PDF(Pubmed)
Abstract:
Aberrant glycosylation is a hallmark of a cancer cell. One prevalent alteration is an enrichment in α2,6-linked sialylation of N-glycosylated proteins, a modification directed by the ST6GAL1 sialyltransferase. ST6GAL1 is upregulated in many malignancies including ovarian cancer. Prior studies have shown that the addition of α2,6 sialic acid to the epidermal growth factor receptor (EGFR) activates this receptor, although the mechanism was largely unknown. To investigate the role of ST6GAL1 in EGFR activation, ST6GAL1 was overexpressed in the OV4 ovarian cancer line, which lacks endogenous ST6GAL1, or knocked-down in the OVCAR-3 and OVCAR-5 ovarian cancer lines, which have robust ST6GAL1 expression.
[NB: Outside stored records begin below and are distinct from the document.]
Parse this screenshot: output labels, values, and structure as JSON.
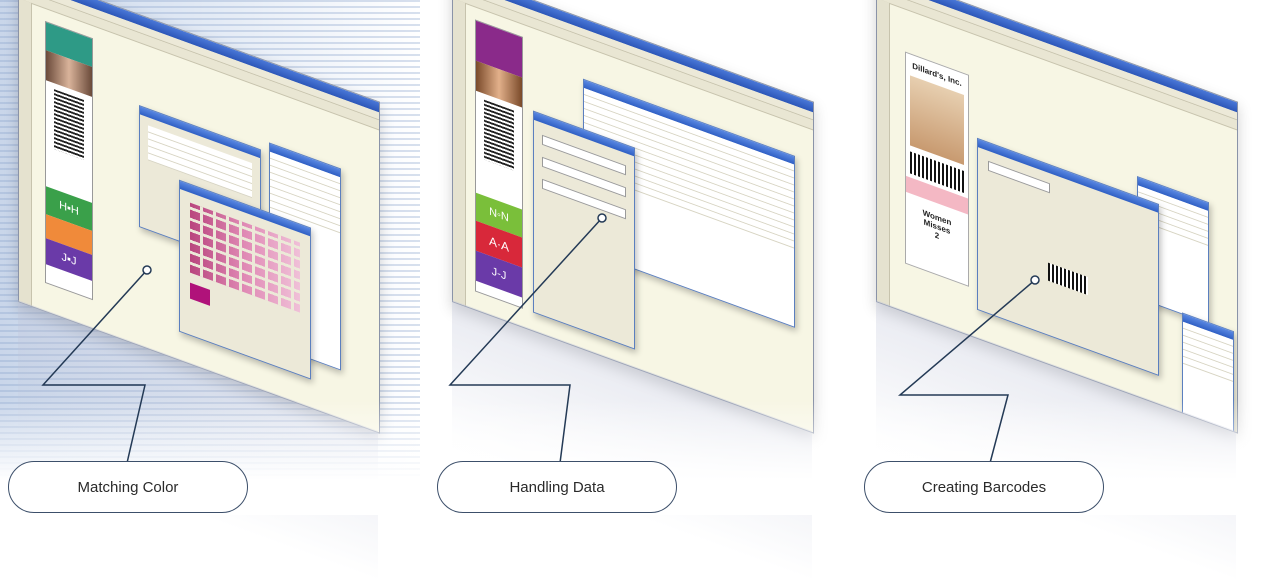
{
  "callouts": [
    {
      "label": "Matching Color"
    },
    {
      "label": "Handling Data"
    },
    {
      "label": "Creating Barcodes"
    }
  ],
  "badge_card": {
    "company": "Dillard's, Inc.",
    "department": "Women",
    "subdept": "Misses",
    "number": "2"
  },
  "tag_card_1": {
    "h": "H▪H",
    "j": "J▪J"
  },
  "tag_card_2": {
    "n": "N◦N",
    "a": "A·A",
    "j": "J-J"
  },
  "colors": {
    "accent": "#2f5fc4",
    "callout_line": "#243a56",
    "palette_swatch": "#b0127a"
  }
}
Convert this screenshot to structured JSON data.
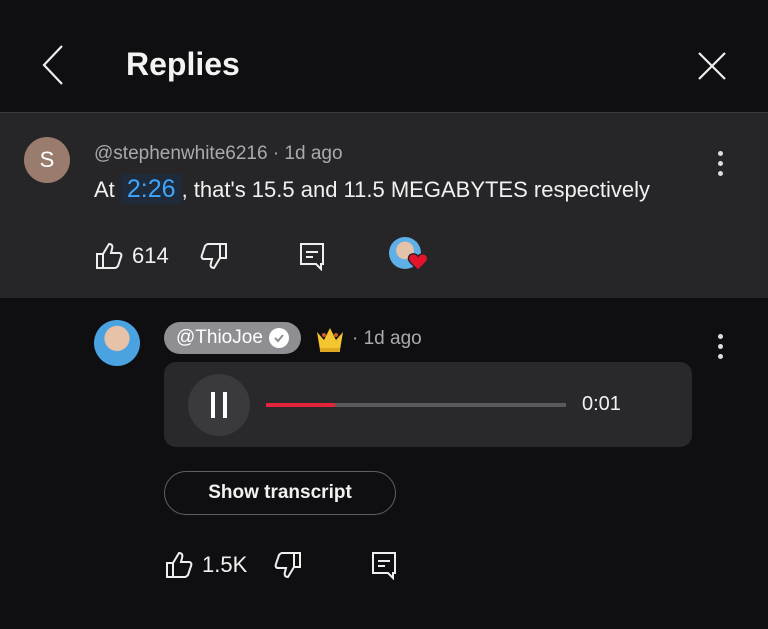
{
  "header": {
    "title": "Replies"
  },
  "parent_comment": {
    "avatar_letter": "S",
    "author": "@stephenwhite6216",
    "time": "· 1d ago",
    "text_prefix": "At ",
    "timestamp_link": "2:26",
    "text_suffix": ", that's 15.5 and 11.5 MEGABYTES respectively",
    "likes": "614"
  },
  "reply": {
    "author": "@ThioJoe",
    "time": "· 1d ago",
    "audio": {
      "elapsed": "0:01",
      "progress_percent": 23
    },
    "transcript_label": "Show transcript",
    "likes": "1.5K"
  },
  "colors": {
    "accent_link": "#3ea6ff",
    "progress": "#e3243b",
    "heart": "#e3142c"
  }
}
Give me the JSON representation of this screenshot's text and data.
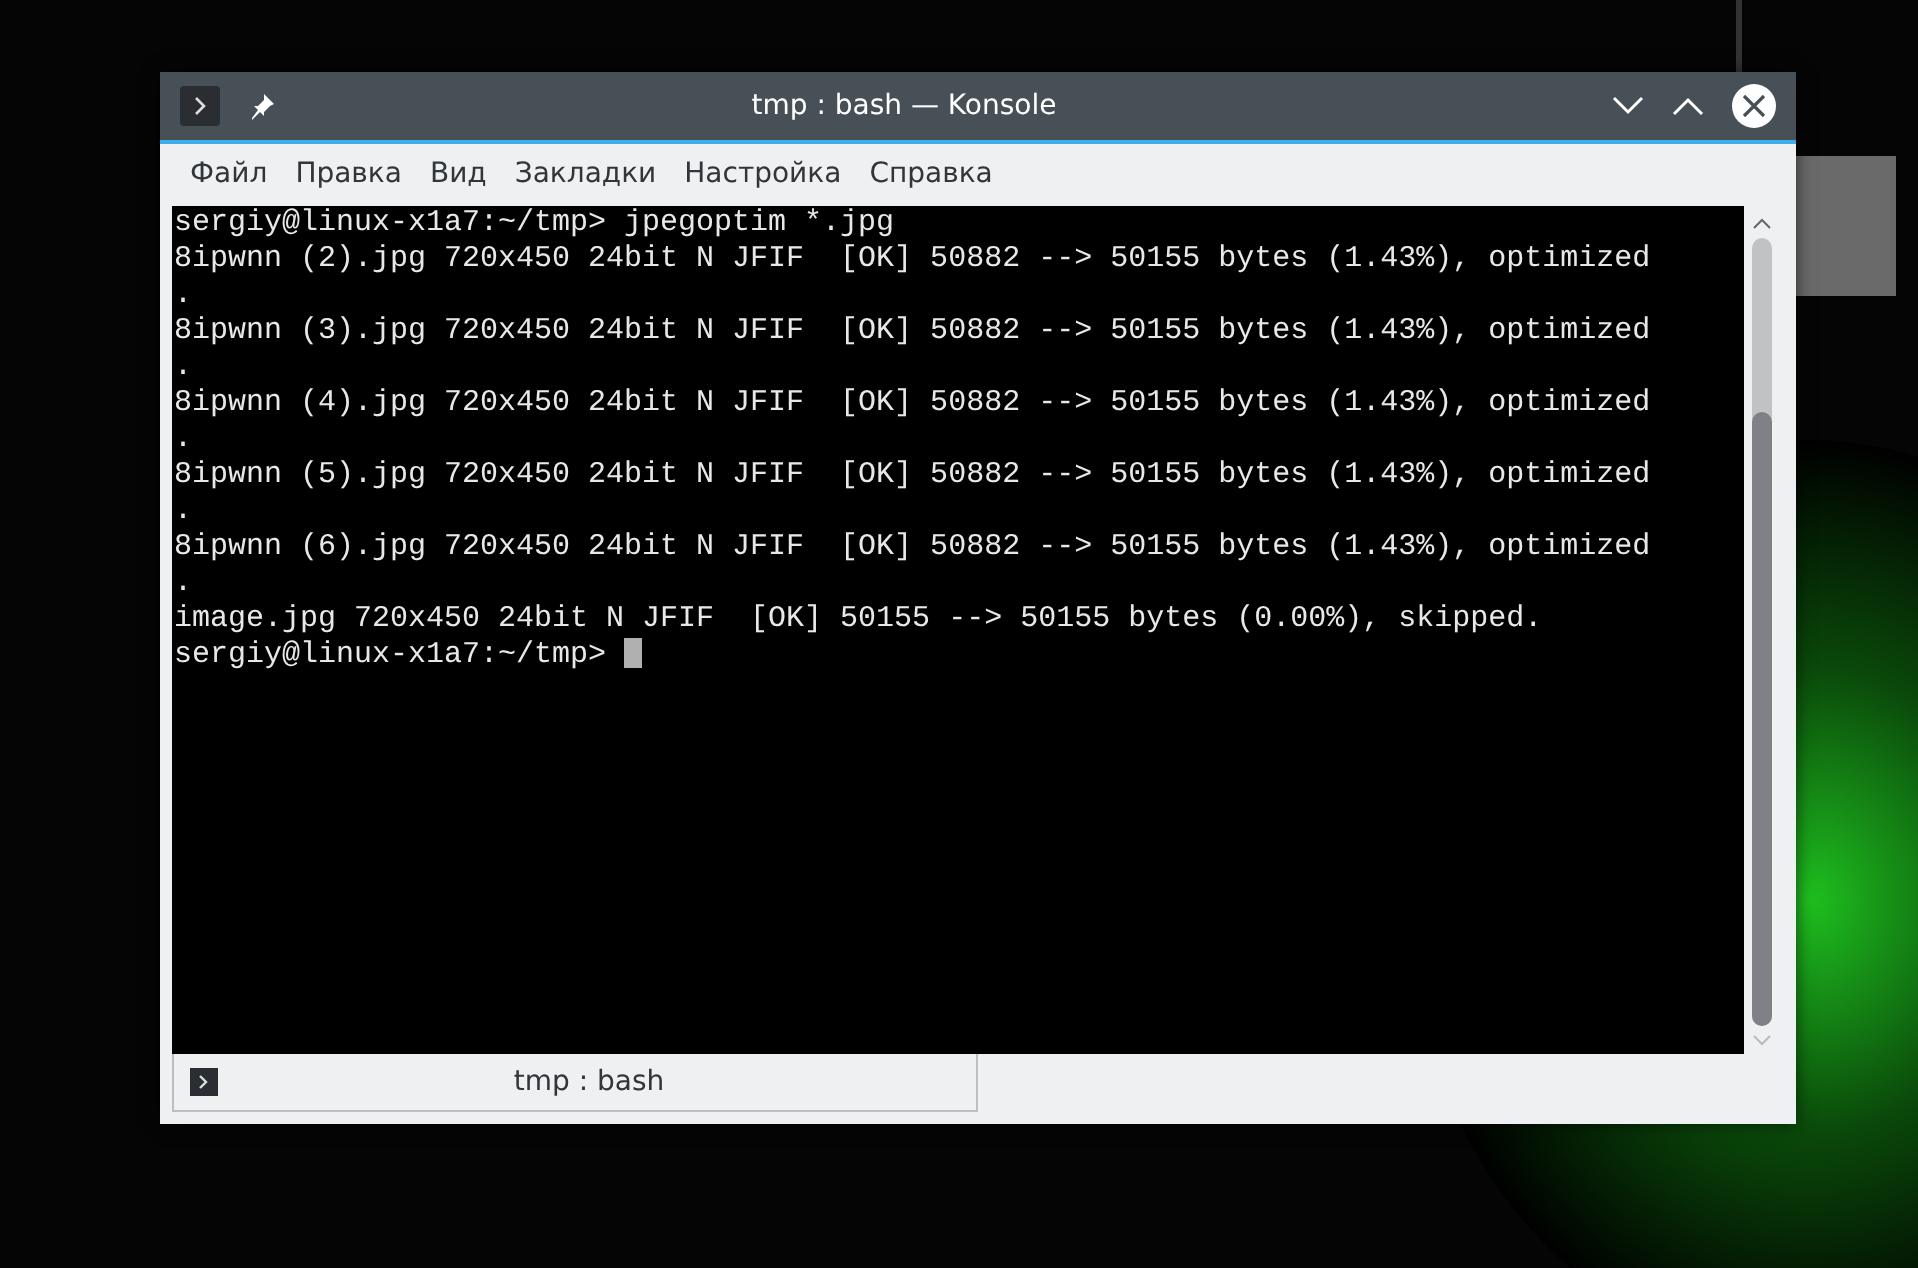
{
  "window": {
    "title": "tmp : bash — Konsole"
  },
  "menu": [
    "Файл",
    "Правка",
    "Вид",
    "Закладки",
    "Настройка",
    "Справка"
  ],
  "terminal": {
    "lines": [
      "sergiy@linux-x1a7:~/tmp> jpegoptim *.jpg",
      "8ipwnn (2).jpg 720x450 24bit N JFIF  [OK] 50882 --> 50155 bytes (1.43%), optimized",
      ".",
      "8ipwnn (3).jpg 720x450 24bit N JFIF  [OK] 50882 --> 50155 bytes (1.43%), optimized",
      ".",
      "8ipwnn (4).jpg 720x450 24bit N JFIF  [OK] 50882 --> 50155 bytes (1.43%), optimized",
      ".",
      "8ipwnn (5).jpg 720x450 24bit N JFIF  [OK] 50882 --> 50155 bytes (1.43%), optimized",
      ".",
      "8ipwnn (6).jpg 720x450 24bit N JFIF  [OK] 50882 --> 50155 bytes (1.43%), optimized",
      ".",
      "image.jpg 720x450 24bit N JFIF  [OK] 50155 --> 50155 bytes (0.00%), skipped.",
      "sergiy@linux-x1a7:~/tmp> "
    ],
    "cursor": true
  },
  "tabs": [
    {
      "label": "tmp : bash",
      "selected": true
    }
  ]
}
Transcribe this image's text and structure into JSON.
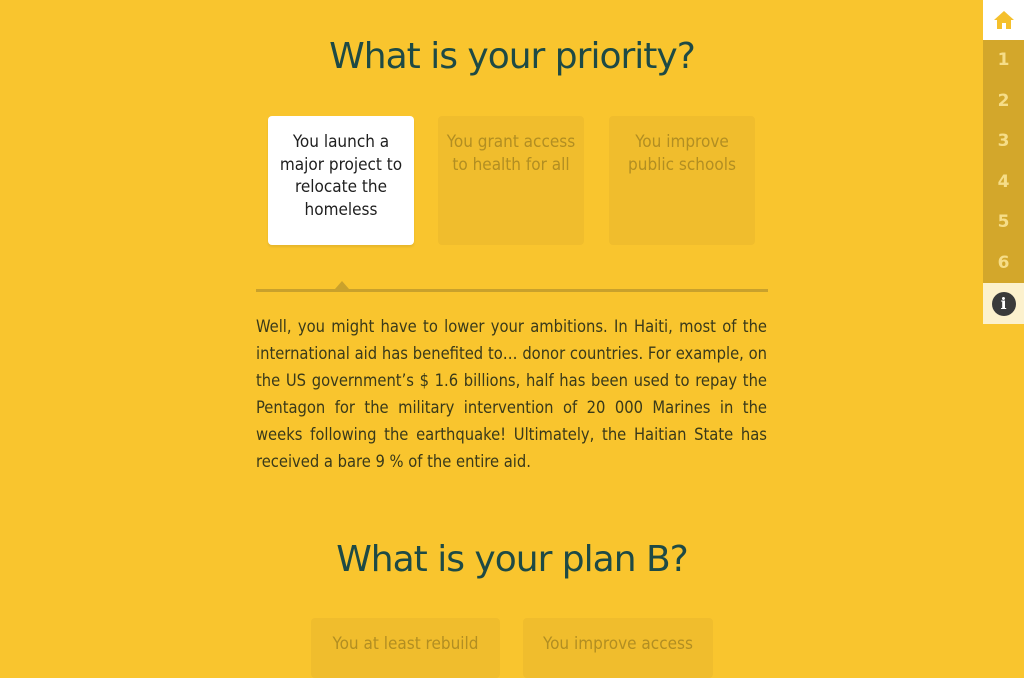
{
  "section1": {
    "title": "What is your priority?",
    "choices": [
      {
        "label": "You launch a major project to relocate the homeless",
        "selected": true
      },
      {
        "label": "You grant access to health for all",
        "selected": false
      },
      {
        "label": "You improve public schools",
        "selected": false
      }
    ],
    "answer": "Well, you might have to lower your ambitions. In Haiti, most of the international aid has benefited to… donor countries. For example, on the US government’s $ 1.6 billions, half has been used to repay the Pentagon for the military intervention of 20 000 Marines in the weeks following the earthquake! Ultimately, the Haitian State has received a bare 9 % of the entire aid."
  },
  "section2": {
    "title": "What is your plan B?",
    "choices": [
      {
        "label": "You at least rebuild"
      },
      {
        "label": "You improve access"
      }
    ]
  },
  "sidebar": {
    "home_icon": "home-icon",
    "items": [
      "1",
      "2",
      "3",
      "4",
      "5",
      "6"
    ],
    "info_icon": "info-icon",
    "info_glyph": "i"
  },
  "colors": {
    "background": "#f9c52e",
    "title": "#1e4a45",
    "nav_active": "#ffffff",
    "nav_dark": "#d3a72b"
  }
}
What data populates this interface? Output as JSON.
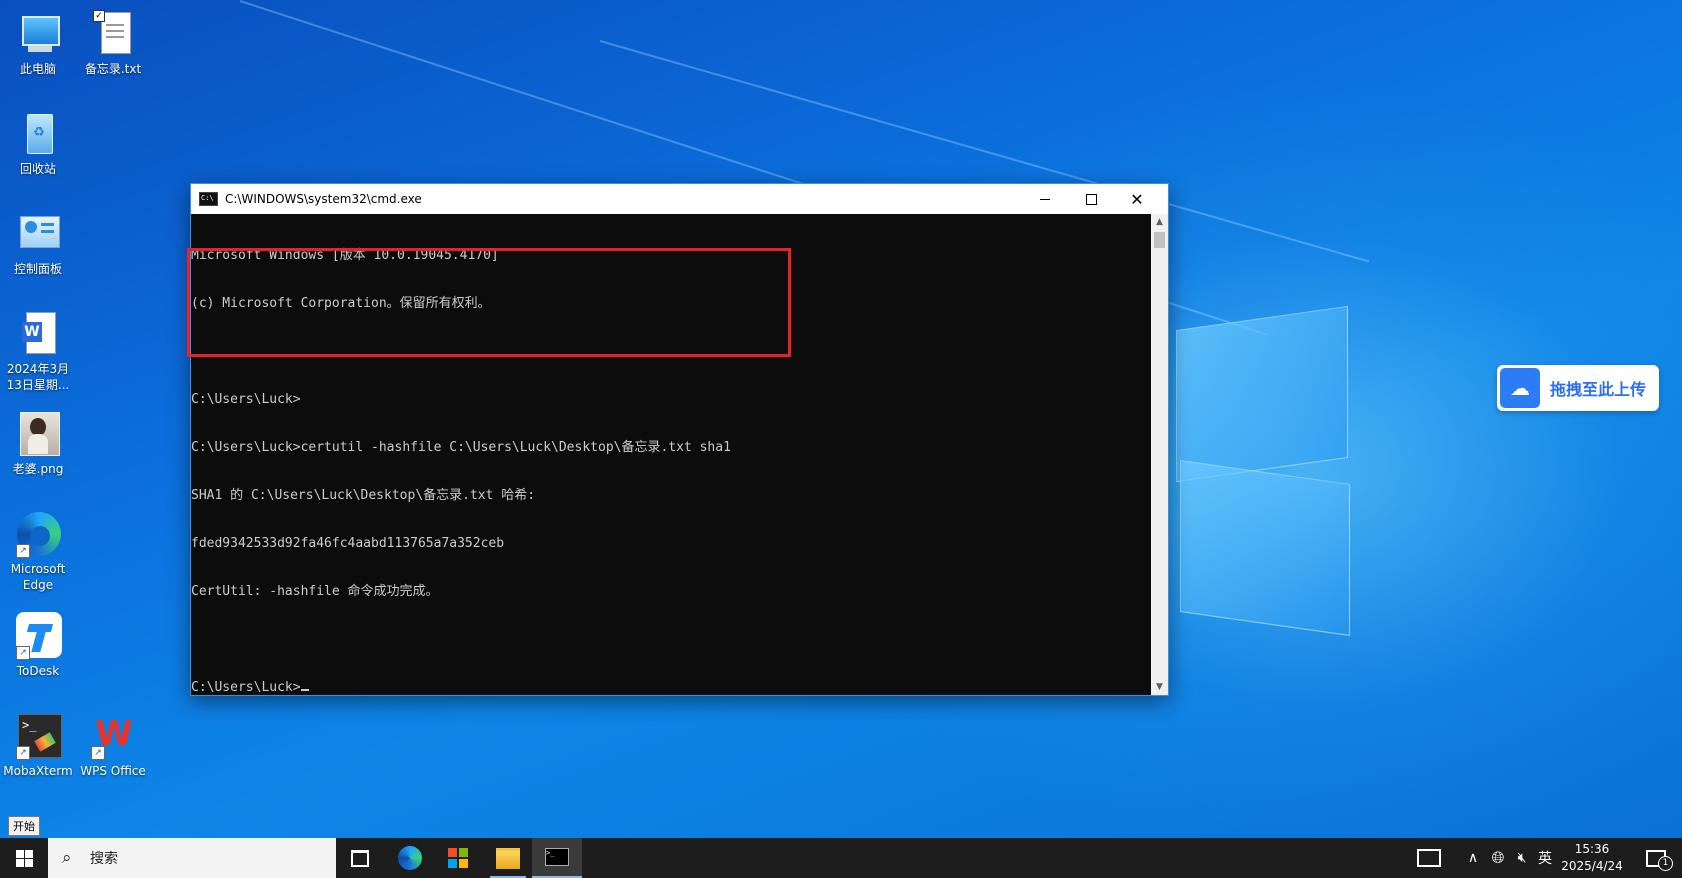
{
  "desktop": {
    "icons": [
      {
        "label": "此电脑"
      },
      {
        "label": "备忘录.txt"
      },
      {
        "label": "回收站"
      },
      {
        "label": "控制面板"
      },
      {
        "label": "2024年3月13日星期..."
      },
      {
        "label": "老婆.png"
      },
      {
        "label": "Microsoft Edge"
      },
      {
        "label": "ToDesk"
      },
      {
        "label": "MobaXterm"
      },
      {
        "label": "WPS Office"
      }
    ]
  },
  "cmd_window": {
    "title": "C:\\WINDOWS\\system32\\cmd.exe",
    "icon_text": "C:\\",
    "lines": [
      "Microsoft Windows [版本 10.0.19045.4170]",
      "(c) Microsoft Corporation。保留所有权利。",
      "",
      "C:\\Users\\Luck>",
      "C:\\Users\\Luck>certutil -hashfile C:\\Users\\Luck\\Desktop\\备忘录.txt sha1",
      "SHA1 的 C:\\Users\\Luck\\Desktop\\备忘录.txt 哈希:",
      "fded9342533d92fa46fc4aabd113765a7a352ceb",
      "CertUtil: -hashfile 命令成功完成。",
      ""
    ],
    "prompt": "C:\\Users\\Luck>"
  },
  "upload_widget": {
    "label": "拖拽至此上传"
  },
  "start_tooltip": "开始",
  "taskbar": {
    "search_placeholder": "搜索",
    "input_method": "英",
    "time": "15:36",
    "date": "2025/4/24",
    "notification_count": "1"
  },
  "colors": {
    "highlight_border": "#e8202a",
    "console_bg": "#0c0c0c",
    "console_text": "#cccccc",
    "taskbar_bg": "#1d1d1d",
    "upload_accent": "#2d6ef0"
  }
}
Cells with high expression of ST6GAL1 displayed increased activation of EGFR and its downstream signaling targets, AKT and NFκB. Using biochemical and microscopy approaches, including total internal reflection fluorescence microscopy, we determined that the α2,6 sialylation of EGFR promoted its dimerization and higher order oligomerization. Additionally, ST6GAL1 activity was found to modulate EGFR trafficking dynamics following EGF-induced receptor activation. Specifically, EGFR sialylation enhanced receptor recycling to the cell surface following activation while simultaneously inhibiting lysosomal degradation. 3D widefield deconvolution microscopy confirmed that in cells with high ST6GAL1 expression, EGFR exhibited greater colocalization with Rab11 recycling endosomes and reduced colocalization with LAMP1-positive lysosomes. Collectively, our findings highlight a novel mechanism by which α2,6 sialylation promotes EGFR signaling by facilitating receptor oligomerization and recycling.
摘要:
异常糖基化是癌细胞的标志。一个普遍的改变是N-糖基化蛋白的α2,6-连接唾液酸化的富集,由ST6GAL1唾液酸转移酶指导的修饰。ST6GAL1在包括卵巢癌在内的许多恶性肿瘤中上调。先前的研究表明,向表皮生长因子受体(EGFR)中添加α2,6唾液酸可激活该受体,尽管机制在很大程度上是未知的。探讨ST6GAL1在EGFR激活中的作用,ST6GAL1在OV4卵巢癌细胞系中过度表达,缺乏内源性ST6GAL1,或在OVCAR-3和OVCAR-5卵巢癌细胞系中被击倒,具有稳健的ST6GAL1表达。高表达ST6GAL1的细胞显示EGFR及其下游信号靶标的激活增加,AKT和NFκB。使用生化和显微镜方法,包括全内反射荧光(TIRF)显微镜,我们确定EGFR的α2,6唾液酸化促进其二聚化和高阶寡聚化。此外,发现ST6GAL1活性在EGF诱导的受体激活后调节EGFR运输动力学。具体来说,EGFR唾液酸化增强激活后受体向细胞表面的再循环,同时抑制溶酶体降解。3D宽场去卷积显微镜证实,在ST6GAL1高表达的细胞中,EGFR与Rab11再循环内体的共定位更大,与LAMP1阳性溶酶体的共定位减少。总的来说,我们的发现强调了α2,6唾液酸化通过促进受体寡聚化和再循环促进EGFR信号传导的新机制.